Comment by ericyd 6 months ago

7 replies

Valid questions. For me it's two things:

1) sometimes hooks are configured on commit, and I prefer to have a very quick and lightweight commit action. If I'm changing branches sometimes I'll commit WIP changes so I can easily come back to it later. I know git stash accomplishes a very similar functionality but it's just a preferred workflow.

2) I don't like the feedback I get from git hooks when committing in the VS Code interface. For example, we have a "lint" hook that runs on pre-push. When it fails, I have to run "lint" manually in my terminal anyway to actually see the errors, because VS Code doesn't show me the actual errors. I believe the hook results are available in some other tab or something but I haven't bothered to learn it.

Both of these are just personal preferences, and maybe a little bit of resistance to learning new workflows. I don't consider myself a purist about it and I've never argued about it at work but hopefully this sheds a little light on my perspective.

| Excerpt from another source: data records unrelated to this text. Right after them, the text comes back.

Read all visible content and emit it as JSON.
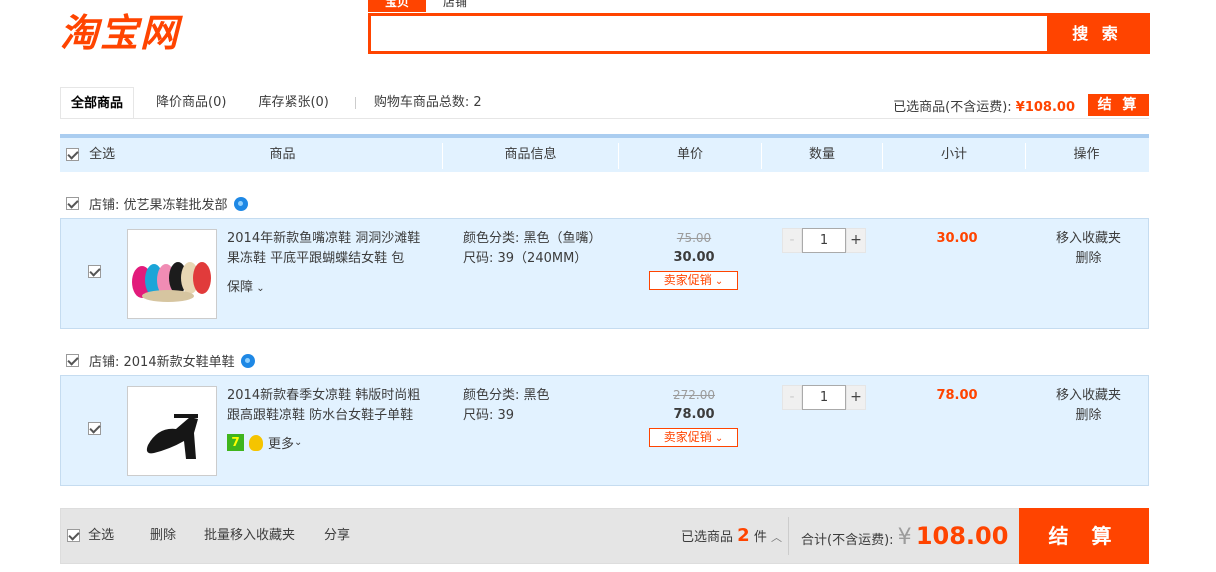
{
  "header": {
    "logo": "淘宝网",
    "search_tabs": [
      "宝贝",
      "店铺"
    ],
    "search_button": "搜 索",
    "search_placeholder": ""
  },
  "tabs": {
    "all": "全部商品",
    "price_drop": "降价商品(0)",
    "low_stock": "库存紧张(0)",
    "cart_total": "购物车商品总数: 2"
  },
  "summary": {
    "label": "已选商品(不含运费): ",
    "currency": "¥",
    "amount": "108.00",
    "checkout": "结 算"
  },
  "table_header": {
    "select_all": "全选",
    "product": "商品",
    "info": "商品信息",
    "unit_price": "单价",
    "quantity": "数量",
    "subtotal": "小计",
    "actions": "操作"
  },
  "shops": [
    {
      "name": "店铺: 优艺果冻鞋批发部",
      "item": {
        "title": "2014年新款鱼嘴凉鞋 洞洞沙滩鞋果冻鞋 平底平跟蝴蝶结女鞋 包",
        "sub": "保障",
        "attr_color": "颜色分类: 黑色（鱼嘴）",
        "attr_size": "尺码: 39（240MM）",
        "old_price": "75.00",
        "new_price": "30.00",
        "promo": "卖家促销",
        "quantity": "1",
        "subtotal": "30.00",
        "fav": "移入收藏夹",
        "delete": "删除"
      }
    },
    {
      "name": "店铺: 2014新款女鞋单鞋",
      "item": {
        "title": "2014新款春季女凉鞋 韩版时尚粗跟高跟鞋凉鞋 防水台女鞋子单鞋",
        "badge": "7",
        "sub": "更多",
        "attr_color": "颜色分类: 黑色",
        "attr_size": "尺码: 39",
        "old_price": "272.00",
        "new_price": "78.00",
        "promo": "卖家促销",
        "quantity": "1",
        "subtotal": "78.00",
        "fav": "移入收藏夹",
        "delete": "删除"
      }
    }
  ],
  "footer": {
    "select_all": "全选",
    "delete": "删除",
    "batch_fav": "批量移入收藏夹",
    "share": "分享",
    "selected_label": "已选商品",
    "selected_count": "2",
    "selected_unit": "件",
    "total_label": "合计(不含运费):",
    "currency": "¥",
    "total": "108.00",
    "checkout": "结 算"
  },
  "colors": {
    "brand": "#ff4400",
    "row_bg": "#e2f2ff",
    "header_border": "#aacdf0"
  }
}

Edit: regarding the "push and pray" approach, I personally don't do that, I'll run it locally first, I just prefer to run it myself rather than via a hook.

Ezpie 6 months ago

I can totally understand the point you're making there. I used to use VScode too few years ago, but now I use vim most of the time. So majority of the time I'm in my terminal so if the hook fails for me, it gives me the error, and I have zero problems with that. So I get what you mean there, but I mean, for those who live in their terminals git hooks kind of make sense, I mean after all, we see the error cause its the terminal after all.

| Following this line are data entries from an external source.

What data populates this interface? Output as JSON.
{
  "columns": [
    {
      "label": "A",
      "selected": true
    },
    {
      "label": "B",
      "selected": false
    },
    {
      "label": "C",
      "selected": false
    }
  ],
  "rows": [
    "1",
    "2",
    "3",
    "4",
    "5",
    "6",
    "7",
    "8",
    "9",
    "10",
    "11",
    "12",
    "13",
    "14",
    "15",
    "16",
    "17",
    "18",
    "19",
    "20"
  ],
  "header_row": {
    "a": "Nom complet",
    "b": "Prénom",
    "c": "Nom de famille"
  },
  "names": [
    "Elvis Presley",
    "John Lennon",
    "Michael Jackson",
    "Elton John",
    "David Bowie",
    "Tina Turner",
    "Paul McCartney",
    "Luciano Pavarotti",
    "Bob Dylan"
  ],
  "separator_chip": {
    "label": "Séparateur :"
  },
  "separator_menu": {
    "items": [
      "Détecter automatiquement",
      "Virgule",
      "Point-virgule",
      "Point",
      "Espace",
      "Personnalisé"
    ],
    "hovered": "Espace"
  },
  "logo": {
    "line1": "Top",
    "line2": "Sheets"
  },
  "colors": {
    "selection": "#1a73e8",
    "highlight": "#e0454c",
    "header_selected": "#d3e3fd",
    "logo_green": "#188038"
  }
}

So yeah it just boils down to the fact how you would use git, in vscode, hooks aren't great, cause its not going to display the error, but if you use the terminal, even in vscode, you'll see the error getting displayed on the terminal.

jmholla 6 months ago

1) You can pass `--no-verify` to `git commit` and it will skip the hooks. An alias would make it even more ergonomic.

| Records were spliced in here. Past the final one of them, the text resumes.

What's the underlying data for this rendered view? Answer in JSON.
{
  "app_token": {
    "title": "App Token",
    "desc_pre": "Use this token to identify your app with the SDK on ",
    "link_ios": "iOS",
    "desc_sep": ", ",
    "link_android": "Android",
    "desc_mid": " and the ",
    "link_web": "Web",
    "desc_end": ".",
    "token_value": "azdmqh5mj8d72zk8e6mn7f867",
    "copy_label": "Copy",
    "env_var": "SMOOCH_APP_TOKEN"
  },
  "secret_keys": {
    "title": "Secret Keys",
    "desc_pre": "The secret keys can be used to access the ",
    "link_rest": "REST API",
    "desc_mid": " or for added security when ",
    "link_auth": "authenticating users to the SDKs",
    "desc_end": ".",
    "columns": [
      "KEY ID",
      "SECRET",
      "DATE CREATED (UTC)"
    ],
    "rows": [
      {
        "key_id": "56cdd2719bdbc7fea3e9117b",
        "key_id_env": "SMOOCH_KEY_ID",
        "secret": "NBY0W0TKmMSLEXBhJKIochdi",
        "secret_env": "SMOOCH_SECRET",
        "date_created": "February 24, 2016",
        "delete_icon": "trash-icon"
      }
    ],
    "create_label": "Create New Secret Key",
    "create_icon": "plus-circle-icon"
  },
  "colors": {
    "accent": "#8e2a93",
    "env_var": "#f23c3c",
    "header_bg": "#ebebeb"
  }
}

2) You can write hooks that make the changes for you where possible. This is what I do for lints from auto-formatters. Don't know how to handle the rest of your VS Code issues though.

  • SOLAR_FIELDS 6 months ago

    Unfortunately —-no-verify is all or nothing. If I have 10 hooks and only want to skip one of them it won’t do the job

    • Ezpie 6 months ago

      maybe git should fix this. Or maybe I could fix this internally in githooky maybe? I don't know, but I could give it a try, at least. How would you like the approach to be? Any ideas, I'll take it.

      • SOLAR_FIELDS 6 months ago

        A naïve stab at the UX is to exclude the name of the hook(s) you want to skip in the command line via a flag. Then you can also provide a configuration that will skip it in a file as well that the command line option overrides - good for people who want to skip for longer periods and don't want to type it out.

        • Ezpie 6 months ago

          Honestly, I like the idea. I'll add it in a later release, but if you want you can also do a PR on github https://github.com/ezpieco/gethooky

          I have no issues in accepting PRs it would be cool to see how you can cook this up.

SOLAR_FIELDS 6 months ago

Yeah it seems a lot of this boils down to the myriad of ways people use git. I can imagine some ways are easier than others when using hooks. And githooks are “all or nothing” without an easy way to enable/disable them per hook - which I believe is one of the problems that OP aims to solve.